Не хватит ли рыться в словесном и умственном хламе?
Не лучше ли путь и краюшка луны над холмами,
и просто свобода от всяких красот и пустот –
а новые мысли дорога сама принесет.
И я ухожу – оттого-то тебя и не слышу,
дремлю за столом, а душою порхаю по крышам,
не слушаю, что говорят, и вопросам не рад –
ведь если отвечу, то будет опять невпопад.
Ищу одиночества даже в толпе на перроне,
иду в глубину, где никто не окликнет, не тронет,
покровы души я вскрываю, подобно врачу,
и детскую память листаю, и правду ищу.
Благую ли весть я прочту на обрывке газеты?
Начну ли сверять номера лотерейных билетов?
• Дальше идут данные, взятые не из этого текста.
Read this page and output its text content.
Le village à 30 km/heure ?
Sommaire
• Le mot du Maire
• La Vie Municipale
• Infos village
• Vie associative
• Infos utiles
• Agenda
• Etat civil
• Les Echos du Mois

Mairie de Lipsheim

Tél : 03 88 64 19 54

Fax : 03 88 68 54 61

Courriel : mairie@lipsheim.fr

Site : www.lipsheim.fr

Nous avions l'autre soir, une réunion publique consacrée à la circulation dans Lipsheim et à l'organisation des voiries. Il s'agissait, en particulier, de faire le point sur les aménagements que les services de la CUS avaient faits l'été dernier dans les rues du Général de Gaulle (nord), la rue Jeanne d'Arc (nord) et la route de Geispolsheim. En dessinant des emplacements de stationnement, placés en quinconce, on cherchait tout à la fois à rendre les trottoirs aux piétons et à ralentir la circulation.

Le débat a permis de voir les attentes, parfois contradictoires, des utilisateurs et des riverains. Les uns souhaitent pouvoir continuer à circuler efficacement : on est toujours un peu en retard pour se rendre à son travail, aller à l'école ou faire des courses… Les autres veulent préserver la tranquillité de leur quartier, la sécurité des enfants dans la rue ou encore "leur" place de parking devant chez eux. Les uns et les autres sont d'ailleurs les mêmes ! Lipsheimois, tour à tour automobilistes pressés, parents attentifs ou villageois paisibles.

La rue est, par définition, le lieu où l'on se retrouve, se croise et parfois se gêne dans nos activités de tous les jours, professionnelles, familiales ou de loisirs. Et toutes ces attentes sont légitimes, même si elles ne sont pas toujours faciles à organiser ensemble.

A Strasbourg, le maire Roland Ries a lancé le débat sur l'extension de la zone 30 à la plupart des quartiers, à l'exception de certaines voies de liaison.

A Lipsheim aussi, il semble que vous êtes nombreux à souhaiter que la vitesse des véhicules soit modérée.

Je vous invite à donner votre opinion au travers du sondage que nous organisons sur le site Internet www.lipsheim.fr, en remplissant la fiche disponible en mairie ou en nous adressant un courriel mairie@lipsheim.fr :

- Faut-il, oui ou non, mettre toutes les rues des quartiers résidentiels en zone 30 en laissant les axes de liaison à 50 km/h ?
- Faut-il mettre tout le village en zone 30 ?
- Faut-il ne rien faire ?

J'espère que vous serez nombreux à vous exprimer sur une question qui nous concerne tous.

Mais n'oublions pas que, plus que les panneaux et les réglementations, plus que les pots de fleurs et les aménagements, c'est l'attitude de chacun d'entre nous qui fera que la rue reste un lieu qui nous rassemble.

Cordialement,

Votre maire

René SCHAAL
Высокое с низким навстречу попарно идут,
но их разделить – непосильный для смертного труд.
Поэтому самое лучшее – просто и честно
продолжить свой путь и принять как итог неизвестность.
Недаром от века суровая мудрость дана –
движение – песня, конечная цель – тишина.
ЗЕМЛЯ И НЕБО
Она пришла и молча очертила
обители незримую отраду,
и в темноте смиренные светила
мерцали над беззвучным листопадом.
Знобящий ветер внешнего простора
слетал с высот, бездушен и бескровен,
и затихал, не тронув омофора,
и согревался у смолистых бревен.
Душа земли как голубица в келье
уже проснулась. Прорастали зерна,
ожил родник и детское веселье
защебетало ручейком проворным.
Заговорила мать-земля сырая,
и Матушка ей тихо отвечала,
и взоры их сияли, озаряя
лицо Младенца, колыбель Начала.
Глядишь и плачешь – хорошо, да грустно.
Темна, как ночь, монашеская риза,
и свет созвездий на нее искусно
невидимыми пальцами нанизан.
Цветет сыра-земля и уповает
о вечном небе, непорочно синем,
и падает на землю дождевая
слезинка о ребеночке, о Сыне.
КОМАРОВО ЗИМОЙ
Как сумрачен твой сон, твой предрассветный снег,
в холодной пелене за тонкой пленкой век, –
он полон тишиной…
В мерцающем снегу на просеке пустой
крупинки белых звезд… космический покой
лежит передо мной.
Как льдинка на листе, как шепот в пустоте,
как бледная ладонь на белой бересте –
любви моей следы
по ровному пути, где небо так легко
спадает и плывет к тебе, как молоко,
над панцирем воды.
А где-то рыболов, усевшись, как баклан,
соседу прокричит, и слово сквозь туман
заклятьем зазвенит,
скользя по тишине, такой привычной нам
раскатываясь вдаль по дюнам, валунам,
на хвою и гранит.
СЛЁЗЫ
Отчего я, заплакав, не слышу, как падают слёзы?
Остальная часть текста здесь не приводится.